Die Auflösung: Experiment des Monats-April 2009
Das Experiment des Monats (Trichterball) ist beschrieben auf der rechten Seite unter der Kategoirie EXPERIMENT DES MONATS.
Hier die treffendste Erklärung:  Die Luft geht am Ballrand vorbei, darum ist am Rand des Balls viel Luft und über dem Ball wenig Luft. Deswegen fliegt der Ball nicht hoch.    (Senda R.)
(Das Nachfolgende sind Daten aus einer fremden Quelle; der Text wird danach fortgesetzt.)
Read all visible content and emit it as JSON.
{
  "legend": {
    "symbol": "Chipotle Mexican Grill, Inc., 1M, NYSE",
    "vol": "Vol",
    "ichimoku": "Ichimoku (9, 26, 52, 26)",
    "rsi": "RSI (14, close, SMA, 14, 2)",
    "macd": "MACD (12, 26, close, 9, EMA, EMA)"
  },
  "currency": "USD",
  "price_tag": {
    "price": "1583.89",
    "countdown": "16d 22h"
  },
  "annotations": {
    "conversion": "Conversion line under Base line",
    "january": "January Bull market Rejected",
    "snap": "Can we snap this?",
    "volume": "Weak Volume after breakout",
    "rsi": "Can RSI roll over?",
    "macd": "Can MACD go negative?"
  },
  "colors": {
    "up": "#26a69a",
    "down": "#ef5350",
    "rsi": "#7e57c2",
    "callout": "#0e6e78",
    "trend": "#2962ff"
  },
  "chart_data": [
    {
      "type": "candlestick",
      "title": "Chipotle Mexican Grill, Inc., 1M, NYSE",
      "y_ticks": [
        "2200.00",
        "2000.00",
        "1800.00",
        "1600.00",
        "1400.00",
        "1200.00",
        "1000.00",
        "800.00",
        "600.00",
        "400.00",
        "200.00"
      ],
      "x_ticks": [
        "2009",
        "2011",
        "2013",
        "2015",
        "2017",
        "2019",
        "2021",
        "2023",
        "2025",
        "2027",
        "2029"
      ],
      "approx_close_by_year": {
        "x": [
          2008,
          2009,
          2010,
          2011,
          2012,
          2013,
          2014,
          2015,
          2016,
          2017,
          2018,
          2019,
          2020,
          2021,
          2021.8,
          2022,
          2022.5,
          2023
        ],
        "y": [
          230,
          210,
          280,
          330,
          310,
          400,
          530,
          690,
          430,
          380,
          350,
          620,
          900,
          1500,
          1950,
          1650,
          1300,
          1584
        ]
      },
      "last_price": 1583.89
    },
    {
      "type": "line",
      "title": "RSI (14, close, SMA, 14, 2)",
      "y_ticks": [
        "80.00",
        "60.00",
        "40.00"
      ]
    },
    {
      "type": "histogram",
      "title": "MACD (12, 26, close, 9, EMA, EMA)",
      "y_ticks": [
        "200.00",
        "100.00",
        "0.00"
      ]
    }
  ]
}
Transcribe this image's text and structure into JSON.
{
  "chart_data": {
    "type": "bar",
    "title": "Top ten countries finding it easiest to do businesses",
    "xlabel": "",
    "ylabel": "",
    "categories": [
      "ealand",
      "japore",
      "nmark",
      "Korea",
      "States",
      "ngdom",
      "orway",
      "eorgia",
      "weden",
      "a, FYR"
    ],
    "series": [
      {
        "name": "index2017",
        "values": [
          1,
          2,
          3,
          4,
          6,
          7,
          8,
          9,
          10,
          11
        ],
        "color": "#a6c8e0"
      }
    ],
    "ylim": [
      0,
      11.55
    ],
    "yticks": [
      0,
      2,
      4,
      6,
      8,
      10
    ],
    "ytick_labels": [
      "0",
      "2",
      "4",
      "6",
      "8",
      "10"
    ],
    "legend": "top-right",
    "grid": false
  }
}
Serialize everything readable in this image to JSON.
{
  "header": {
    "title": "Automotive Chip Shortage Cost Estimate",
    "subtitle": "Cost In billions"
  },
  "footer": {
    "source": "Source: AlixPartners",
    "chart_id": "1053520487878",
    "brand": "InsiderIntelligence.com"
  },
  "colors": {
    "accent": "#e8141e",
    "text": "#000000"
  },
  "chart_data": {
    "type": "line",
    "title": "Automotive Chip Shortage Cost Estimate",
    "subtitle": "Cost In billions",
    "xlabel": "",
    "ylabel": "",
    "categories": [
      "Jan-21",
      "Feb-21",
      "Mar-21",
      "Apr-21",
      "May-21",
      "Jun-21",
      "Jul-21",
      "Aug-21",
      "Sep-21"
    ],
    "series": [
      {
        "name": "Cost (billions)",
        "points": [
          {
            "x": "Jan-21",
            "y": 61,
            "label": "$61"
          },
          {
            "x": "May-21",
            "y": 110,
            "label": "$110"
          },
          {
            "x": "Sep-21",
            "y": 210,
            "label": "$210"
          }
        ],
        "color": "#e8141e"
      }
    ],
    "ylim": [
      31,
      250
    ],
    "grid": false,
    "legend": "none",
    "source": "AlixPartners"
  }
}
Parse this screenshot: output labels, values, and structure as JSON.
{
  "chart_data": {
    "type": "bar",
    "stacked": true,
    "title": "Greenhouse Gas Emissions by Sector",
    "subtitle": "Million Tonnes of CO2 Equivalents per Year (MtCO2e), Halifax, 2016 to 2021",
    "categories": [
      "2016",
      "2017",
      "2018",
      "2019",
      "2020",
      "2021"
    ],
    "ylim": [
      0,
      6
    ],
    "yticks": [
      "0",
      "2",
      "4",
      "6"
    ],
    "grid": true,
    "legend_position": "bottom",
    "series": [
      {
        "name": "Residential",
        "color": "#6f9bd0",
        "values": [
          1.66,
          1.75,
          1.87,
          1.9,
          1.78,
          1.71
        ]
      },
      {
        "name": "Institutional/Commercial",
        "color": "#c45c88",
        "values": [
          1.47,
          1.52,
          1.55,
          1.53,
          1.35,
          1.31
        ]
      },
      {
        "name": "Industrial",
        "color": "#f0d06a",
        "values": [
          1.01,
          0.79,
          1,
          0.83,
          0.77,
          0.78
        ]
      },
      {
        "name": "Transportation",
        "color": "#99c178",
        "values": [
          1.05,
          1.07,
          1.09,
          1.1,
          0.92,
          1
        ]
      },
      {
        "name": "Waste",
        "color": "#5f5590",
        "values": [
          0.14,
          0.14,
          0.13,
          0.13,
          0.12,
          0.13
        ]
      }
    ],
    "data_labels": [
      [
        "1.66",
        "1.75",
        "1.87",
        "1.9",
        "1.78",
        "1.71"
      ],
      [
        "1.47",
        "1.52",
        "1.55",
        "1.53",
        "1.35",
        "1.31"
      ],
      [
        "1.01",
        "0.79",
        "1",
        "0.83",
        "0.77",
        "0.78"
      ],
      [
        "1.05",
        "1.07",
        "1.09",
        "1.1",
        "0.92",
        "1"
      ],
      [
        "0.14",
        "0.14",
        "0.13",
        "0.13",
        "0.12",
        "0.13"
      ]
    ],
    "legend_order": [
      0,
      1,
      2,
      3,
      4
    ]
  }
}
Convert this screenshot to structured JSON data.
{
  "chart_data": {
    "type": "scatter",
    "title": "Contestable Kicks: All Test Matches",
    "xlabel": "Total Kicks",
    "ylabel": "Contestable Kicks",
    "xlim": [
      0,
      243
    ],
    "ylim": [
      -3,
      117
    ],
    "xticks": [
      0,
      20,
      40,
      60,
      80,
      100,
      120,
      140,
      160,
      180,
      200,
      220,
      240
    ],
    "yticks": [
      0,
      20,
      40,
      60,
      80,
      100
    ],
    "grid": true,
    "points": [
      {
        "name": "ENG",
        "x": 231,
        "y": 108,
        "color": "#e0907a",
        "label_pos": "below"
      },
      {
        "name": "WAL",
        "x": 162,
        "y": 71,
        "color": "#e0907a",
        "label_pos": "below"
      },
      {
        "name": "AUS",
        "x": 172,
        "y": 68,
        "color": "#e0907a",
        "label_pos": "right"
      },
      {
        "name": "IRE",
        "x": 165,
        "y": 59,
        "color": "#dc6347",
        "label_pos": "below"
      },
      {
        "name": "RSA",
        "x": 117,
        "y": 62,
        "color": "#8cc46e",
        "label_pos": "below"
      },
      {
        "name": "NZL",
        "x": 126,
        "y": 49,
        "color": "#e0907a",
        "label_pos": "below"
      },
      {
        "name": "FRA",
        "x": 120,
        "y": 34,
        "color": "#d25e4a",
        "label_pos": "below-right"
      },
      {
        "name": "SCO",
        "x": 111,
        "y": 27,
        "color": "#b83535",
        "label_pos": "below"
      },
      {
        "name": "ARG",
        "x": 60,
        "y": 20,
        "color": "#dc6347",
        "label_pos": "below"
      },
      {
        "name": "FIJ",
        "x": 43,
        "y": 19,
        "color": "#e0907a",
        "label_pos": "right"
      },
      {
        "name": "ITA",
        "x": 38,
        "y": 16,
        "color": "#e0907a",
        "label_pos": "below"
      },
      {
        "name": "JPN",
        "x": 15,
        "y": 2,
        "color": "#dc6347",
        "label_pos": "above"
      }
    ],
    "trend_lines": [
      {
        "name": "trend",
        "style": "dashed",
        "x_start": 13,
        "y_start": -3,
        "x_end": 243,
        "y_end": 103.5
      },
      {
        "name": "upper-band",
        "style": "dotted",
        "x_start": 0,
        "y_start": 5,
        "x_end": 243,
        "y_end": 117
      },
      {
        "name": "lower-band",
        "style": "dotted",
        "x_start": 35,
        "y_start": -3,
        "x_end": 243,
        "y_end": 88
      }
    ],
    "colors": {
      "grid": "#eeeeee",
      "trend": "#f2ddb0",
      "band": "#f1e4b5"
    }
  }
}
Wer das Experiment noch ein wenig mehr physikalisch verstehen will, kann hier weiterlesen:
Anstatt sich heraus schleudern zu lassen, dreht sich der Ball zwar um die eigene Achse, klebt aber träge im Trichter fest. Und zwar umso fester, je stärker man pustet. Wer ganz viel Puste hat, schafft es sogar, den Trichter umzudrehen, ohne dass der Ball herausfällt! Verantwortlich dafür ist der Luftzug, der an dem Ball vorbei strömt. Er hebt den Tischtennisball zwar an, stößt ihn aber auch nicht zu weit weg. Die um den Ball herum strömenden Luftteilchen müssen einen längeren Weg zurücklegen als wenn sie einfach geradeaus „fliegen” könnten. Der Wissenschaftler Daniel Bernoulli (1700-1782) hat herausgefunden, dass schnell strömende Teilchen einen Unterdruck erzeugen. Die den Tischtennisball weiter außen umgebenden Luftschichten wollen den Unterdruck wieder ausgleichen (Sogwirkung) und drücken den Ball in den Trichter hinein!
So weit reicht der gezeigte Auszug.